キタガワのブログ

島根県在住のフリーライター。ロッキン、Real Sound、KAI-YOU.net、uzurea.netなどに寄稿。ご依頼はプロフィール欄『このブログについて』よりお願い致します。

TRICERATOPSと奥田民生の事件に見る、アーティストがステージ上で酒を飲むことについて

こんばんは、キタガワです。

 

TRICERATOPSの和田唱のツイートを見た瞬間、これまで特段触れられてこなかったナイーブな部分に、遂にバッと火が燃え移ってしまった感覚があった。先日のとある春フェスで発生した不測の事態。後輩であるトラセラ和田が大御所である奥田に真っ向からNOを突き付ける衝撃のツイートは瞬く間に拡散され、そこからツイッター上にはほぼ半々の割合で『奥田民生』『和田唱』の2名に対する擁護の声と批判の声が入り乱れる、よもやの議論の場となってしまった。

奥田から直接の謝罪があったとして、現在和田は該当のツイートを全て削除している。故にその内容について詳しく記すことは敢えてしないけれど、抽象的に言えばトリのTRICERATOPSのステージに酩酊した奥田がゲストで出演、終演後和田が「泥酔してステージに立つのはいかがなものか」と苦言を呈した、という具合。ただ今回の一件は奥田と酒がどうこうとする話ではなく、一番の問題はやはり『ステージ上で酒を飲むことをどこまで許容して良いのか』の線引きによるところが大きいものと推察する。

まず今回の話の大前提として、我々一部の音楽好きが過剰に反応するのはナンセンスだ。その理由は単純に『TRICERATOPSのファン』と『奥田民生のファン』どちらに自分が属するかによって、最終的な自己意見が片方に寄るためである。それこそ和田がどれほどライブに神経を尖らせているかはファンなら分かるし、逆に奥田が酒を飲みながらフラっとライブをする姿も長年のファンは既知のこと。そのため人物的な話に関しては、あまりこの話題に持ち込むべきではないのかなと。あと、普段酒を飲んでいる人とそうでない人の考え方とか。

 

ZAZEN BOYS - 泥沼 @ ボロフェスタ2013 - YouTube

 

次に、ステージ上のアルコールの是非について。これについては個人的にはアリ。そもそも我々ファンもエンタメとしてライブに参加している以上、口を挟むのは野暮というもの。例えばZAZEN BOYSの向井秀徳、a flood of circleの佐々木、トリプルファイヤーの吉田らは実際にアルコールがライブの必需品として固定されている訳で、それによる突発的なパフォーマンスにまた我々も興奮したり……といった循環も起こるので、全く問題ないと思う。夏フェスやライブハウスで普通にアルコールが振る舞われていることもあるし、我々だけはOKで演者はダメとの道理もない。別の切り口として「じゃあお前は会社で上司が酒を飲んでても良いのか!」とする意見もツイッターで見たが、これも『音楽アーティスト』として仕事をしている以上、あまりツンケンし過ぎるのも良くない。

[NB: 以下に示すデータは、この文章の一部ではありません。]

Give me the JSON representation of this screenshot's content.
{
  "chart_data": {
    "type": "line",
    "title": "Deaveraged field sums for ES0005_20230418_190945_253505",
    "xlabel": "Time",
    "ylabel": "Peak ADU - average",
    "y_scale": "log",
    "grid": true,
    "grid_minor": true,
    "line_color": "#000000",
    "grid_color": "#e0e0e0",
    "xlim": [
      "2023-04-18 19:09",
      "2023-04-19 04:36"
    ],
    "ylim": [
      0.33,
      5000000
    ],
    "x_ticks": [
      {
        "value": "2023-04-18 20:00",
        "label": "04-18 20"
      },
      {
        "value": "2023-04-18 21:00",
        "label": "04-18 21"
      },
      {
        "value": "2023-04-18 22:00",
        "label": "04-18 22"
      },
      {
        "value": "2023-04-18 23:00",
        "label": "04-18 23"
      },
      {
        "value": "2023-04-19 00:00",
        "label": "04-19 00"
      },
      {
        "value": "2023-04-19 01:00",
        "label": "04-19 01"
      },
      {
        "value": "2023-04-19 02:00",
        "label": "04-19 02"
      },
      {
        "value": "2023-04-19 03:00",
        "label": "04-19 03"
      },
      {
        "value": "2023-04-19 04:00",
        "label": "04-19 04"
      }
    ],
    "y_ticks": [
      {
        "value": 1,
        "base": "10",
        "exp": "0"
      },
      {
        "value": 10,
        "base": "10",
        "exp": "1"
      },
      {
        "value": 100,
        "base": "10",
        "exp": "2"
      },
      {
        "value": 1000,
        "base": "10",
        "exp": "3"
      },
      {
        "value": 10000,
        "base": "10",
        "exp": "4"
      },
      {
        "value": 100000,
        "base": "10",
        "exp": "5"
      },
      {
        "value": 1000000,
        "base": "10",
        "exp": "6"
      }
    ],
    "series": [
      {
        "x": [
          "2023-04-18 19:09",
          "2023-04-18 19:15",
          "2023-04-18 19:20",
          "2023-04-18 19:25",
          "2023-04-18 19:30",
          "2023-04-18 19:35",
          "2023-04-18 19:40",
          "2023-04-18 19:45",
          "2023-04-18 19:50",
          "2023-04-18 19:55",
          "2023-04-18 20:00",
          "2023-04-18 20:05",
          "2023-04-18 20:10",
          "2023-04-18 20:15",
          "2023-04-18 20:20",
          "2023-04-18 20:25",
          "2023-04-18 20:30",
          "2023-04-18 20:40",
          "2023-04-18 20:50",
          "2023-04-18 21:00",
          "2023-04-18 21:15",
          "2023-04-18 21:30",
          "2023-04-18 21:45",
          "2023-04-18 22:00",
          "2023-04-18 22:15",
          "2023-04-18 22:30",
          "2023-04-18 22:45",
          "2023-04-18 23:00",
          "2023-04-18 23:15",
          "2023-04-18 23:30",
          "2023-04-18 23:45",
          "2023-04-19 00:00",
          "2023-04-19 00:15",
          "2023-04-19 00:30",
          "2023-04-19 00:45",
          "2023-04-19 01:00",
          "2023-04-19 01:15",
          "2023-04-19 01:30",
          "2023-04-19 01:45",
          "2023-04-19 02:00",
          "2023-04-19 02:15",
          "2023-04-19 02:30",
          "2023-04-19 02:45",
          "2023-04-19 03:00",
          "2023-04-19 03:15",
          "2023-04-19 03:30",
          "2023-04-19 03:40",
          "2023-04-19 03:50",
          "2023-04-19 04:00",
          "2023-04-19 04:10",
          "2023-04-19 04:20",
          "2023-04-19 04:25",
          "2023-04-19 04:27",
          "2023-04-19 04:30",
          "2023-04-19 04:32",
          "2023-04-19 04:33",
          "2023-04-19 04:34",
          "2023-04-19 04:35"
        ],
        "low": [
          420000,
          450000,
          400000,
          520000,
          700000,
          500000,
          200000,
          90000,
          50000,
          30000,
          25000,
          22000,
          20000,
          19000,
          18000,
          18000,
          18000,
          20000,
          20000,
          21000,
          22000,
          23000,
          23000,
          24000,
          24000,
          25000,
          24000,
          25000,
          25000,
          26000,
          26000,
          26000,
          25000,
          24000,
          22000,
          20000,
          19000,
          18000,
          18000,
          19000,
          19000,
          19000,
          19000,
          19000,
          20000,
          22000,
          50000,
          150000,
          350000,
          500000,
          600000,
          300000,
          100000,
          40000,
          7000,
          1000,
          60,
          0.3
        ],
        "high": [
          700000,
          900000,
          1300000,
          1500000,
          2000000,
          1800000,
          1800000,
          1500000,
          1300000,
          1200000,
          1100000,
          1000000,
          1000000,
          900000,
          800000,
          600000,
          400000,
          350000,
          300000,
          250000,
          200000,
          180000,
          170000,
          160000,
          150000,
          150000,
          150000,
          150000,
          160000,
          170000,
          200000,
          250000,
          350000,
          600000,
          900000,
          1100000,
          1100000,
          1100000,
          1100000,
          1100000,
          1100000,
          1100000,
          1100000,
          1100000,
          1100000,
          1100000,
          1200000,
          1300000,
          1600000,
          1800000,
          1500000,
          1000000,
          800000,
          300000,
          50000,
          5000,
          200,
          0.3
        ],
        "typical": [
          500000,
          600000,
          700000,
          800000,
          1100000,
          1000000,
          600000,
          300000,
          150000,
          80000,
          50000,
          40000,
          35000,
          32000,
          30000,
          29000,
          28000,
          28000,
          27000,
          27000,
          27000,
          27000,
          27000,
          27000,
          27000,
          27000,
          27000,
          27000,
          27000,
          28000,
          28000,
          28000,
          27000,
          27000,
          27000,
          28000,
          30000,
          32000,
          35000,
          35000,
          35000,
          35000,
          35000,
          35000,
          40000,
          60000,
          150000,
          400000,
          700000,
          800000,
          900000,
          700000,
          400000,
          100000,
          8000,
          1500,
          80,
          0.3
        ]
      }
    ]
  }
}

しかしながら、TRICERATOPSが思いを滾らせたステージで、最大限まで酔い潰れた奥田がステージに立ったことには些か問題があるのでは。今回奥田は言わば特別ゲストとして『招かれた側』の立場だ。そこでメインアーティストが不快な思いをしてしまったことは、やはり謝罪を行って然るべき……なのだが、奥田が『謝罪』を後に直接和田に対して行った時点で、この話題は終わりにすべきでもある。総じて元々難しい問題ではあれど、ツイッターという媒体を介してしまったことで更に火が燃え上がったひとつの事件が、今回の件だった。

日本は何かと問題が起きれば再発防止に厳しく動く。ことライブシーンに関しても、これまで何度もメディアに悪い意味ですっぱ抜かれたライブが多くの非難に晒された結果、ガチガチのルールを設けざるを得なくなったりもしている。僕が危惧しているのは、この一件をきっかけにステージで酒を飲むアーティストが少なくなること。繰り返すが節度を守って飲む分にはアルコールは良い効果をもたらすので、一概に禁止するのはおかしいと思う。ただこの話題が拡散されてしまったことで、ステージでの飲酒による風当たりは明らかに悪くなったのだ。誰が悪いとも言えない事件が本当に招いたのは、もしかすると我々のネットリテラシーそのものなのかもしれない。感情に任せていろいろ綴ってはしまったが、とにかくこの件で今後悲しい思いをするアーティストがひとりでも減るよう、願うばかりである。